Postgres, Snowflake, BigQuery, Redshift:
SELECT
AVG(session_duration_sec) AS mean_duration,
PERCENTILE_CONT(0.5) WITHIN GROUP (ORDER BY session_duration_sec) AS median_duration,
ROUND(100.0 * (AVG(session_duration_sec) -
PERCENTILE_CONT(0.5) WITHIN GROUP (ORDER BY session_duration_sec))
/ PERCENTILE_CONT(0.5) WITHIN GROUP (ORDER BY session_duration_sec), 1) AS skew_pct
FROM events.sessions
WHERE session_date >= CURRENT_DATE - INTERVAL '30 days';
MySQL 8, ClickHouse: ClickHouse uses quantile(0.5)(session_duration_sec). MySQL 8 has no built-in median; the standard workarounds are a window-function trick (ROW_NUMBER ordered, pick the middle) or a UDF.

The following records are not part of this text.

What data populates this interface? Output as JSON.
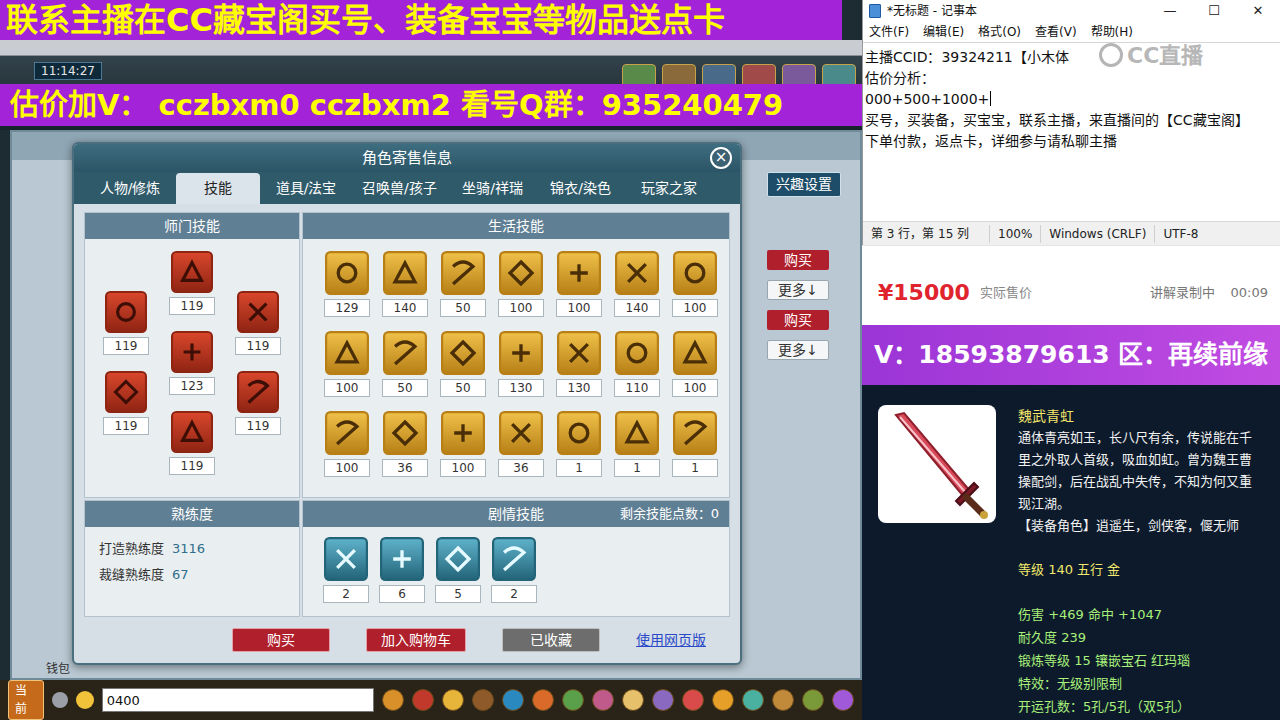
{
  "overlay": {
    "top_banner": "联系主播在CC藏宝阁买号、装备宝宝等物品送点卡",
    "contact_banner": "估价加V： cczbxm0 cczbxm2 看号Q群：935240479"
  },
  "game": {
    "clock": "11:14:27",
    "interest_button": "兴趣设置",
    "listing_actions": [
      {
        "buy": "购买",
        "more": "更多↓"
      },
      {
        "buy": "购买",
        "more": "更多↓"
      }
    ],
    "wallet": "钱包",
    "chat_channel": "当前",
    "chat_input": "0400"
  },
  "dialog": {
    "title": "角色寄售信息",
    "close": "×",
    "tabs": [
      {
        "label": "人物/修炼",
        "selected": false
      },
      {
        "label": "技能",
        "selected": true
      },
      {
        "label": "道具/法宝",
        "selected": false
      },
      {
        "label": "召唤兽/孩子",
        "selected": false
      },
      {
        "label": "坐骑/祥瑞",
        "selected": false
      },
      {
        "label": "锦衣/染色",
        "selected": false
      },
      {
        "label": "玩家之家",
        "selected": false
      }
    ],
    "school_skills": {
      "title": "师门技能",
      "levels": [
        "119",
        "119",
        "119",
        "123",
        "119",
        "119",
        "119"
      ]
    },
    "life_skills": {
      "title": "生活技能",
      "levels": [
        "129",
        "140",
        "50",
        "100",
        "100",
        "140",
        "100",
        "100",
        "50",
        "50",
        "130",
        "130",
        "110",
        "100",
        "100",
        "36",
        "100",
        "36",
        "1",
        "1",
        "1"
      ]
    },
    "proficiency": {
      "title": "熟练度",
      "rows": [
        {
          "label": "打造熟练度",
          "value": "3116"
        },
        {
          "label": "裁缝熟练度",
          "value": "67"
        }
      ]
    },
    "plot_skills": {
      "title": "剧情技能",
      "remaining_label": "剩余技能点数：",
      "remaining": "0",
      "levels": [
        "2",
        "6",
        "5",
        "2"
      ]
    },
    "buttons": [
      {
        "label": "购买",
        "kind": "buy"
      },
      {
        "label": "加入购物车",
        "kind": "cart"
      },
      {
        "label": "已收藏",
        "kind": "favorited"
      },
      {
        "label": "使用网页版",
        "kind": "link"
      }
    ]
  },
  "notepad": {
    "title": "*无标题 - 记事本",
    "window_controls": [
      "—",
      "☐",
      "✕"
    ],
    "menu": [
      "文件(F)",
      "编辑(E)",
      "格式(O)",
      "查看(V)",
      "帮助(H)"
    ],
    "lines": [
      {
        "text": "主播CCID：39324211【小木体",
        "caret": false
      },
      {
        "text": "估价分析：",
        "caret": false
      },
      {
        "text": "000+500+1000+",
        "caret": true
      },
      {
        "text": "买号，买装备，买宝宝，联系主播，来直播间的【CC藏宝阁】下单付款，返点卡，详细参与请私聊主播",
        "caret": false
      }
    ],
    "watermark": "CC直播",
    "status": [
      "第 3 行，第 15 列",
      "100%",
      "Windows (CRLF)",
      "UTF-8"
    ]
  },
  "price": {
    "amount": "¥15000",
    "label": "实际售价",
    "recording": "讲解录制中",
    "timer": "00:09"
  },
  "item": {
    "banner": "V：18593879613 区：再续前缘",
    "name": "魏武青虹",
    "description": "通体青亮如玉，长八尺有余，传说能在千里之外取人首级，吸血如虹。曾为魏王曹操配剑，后在战乱中失传，不知为何又重现江湖。",
    "roles": "【装备角色】逍遥生，剑侠客，偃无师",
    "lines": [
      {
        "text": "等级 140 五行 金",
        "kind": "basic"
      },
      {
        "text": "伤害 +469 命中 +1047",
        "kind": "stat"
      },
      {
        "text": "耐久度 239",
        "kind": "stat"
      },
      {
        "text": "锻炼等级 15 镶嵌宝石 红玛瑙",
        "kind": "stat"
      },
      {
        "text": "特效：无级别限制",
        "kind": "stat"
      },
      {
        "text": "开运孔数：5孔/5孔（双5孔）",
        "kind": "stat"
      }
    ]
  }
}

On a real session-duration dataset, typical output looks like: mean 87 seconds, median 42 seconds, skew 107%. Mean overstates by 2x because a small number of long sessions (idle tabs, scroll-and-leave) drag the average up while never affecting the typical user. The skew_pct column is the line to watch: above 20%, the choice of summary changes the story and the dashboard should be explicit about which one it is using.
Takeaway
Mean and median answer different questions. Mean answers “what’s the total, divided across units.” Median answers “what does the middle unit look like.” On the kind of skewed data that’s standard in operations and analytics, picking the wrong one moves business decisions toward a customer who doesn’t exist. Pick median when you’re sizing for the typical case, mean when you’re sizing for total volume. And before either one lands in a recommendation, look at the histogram.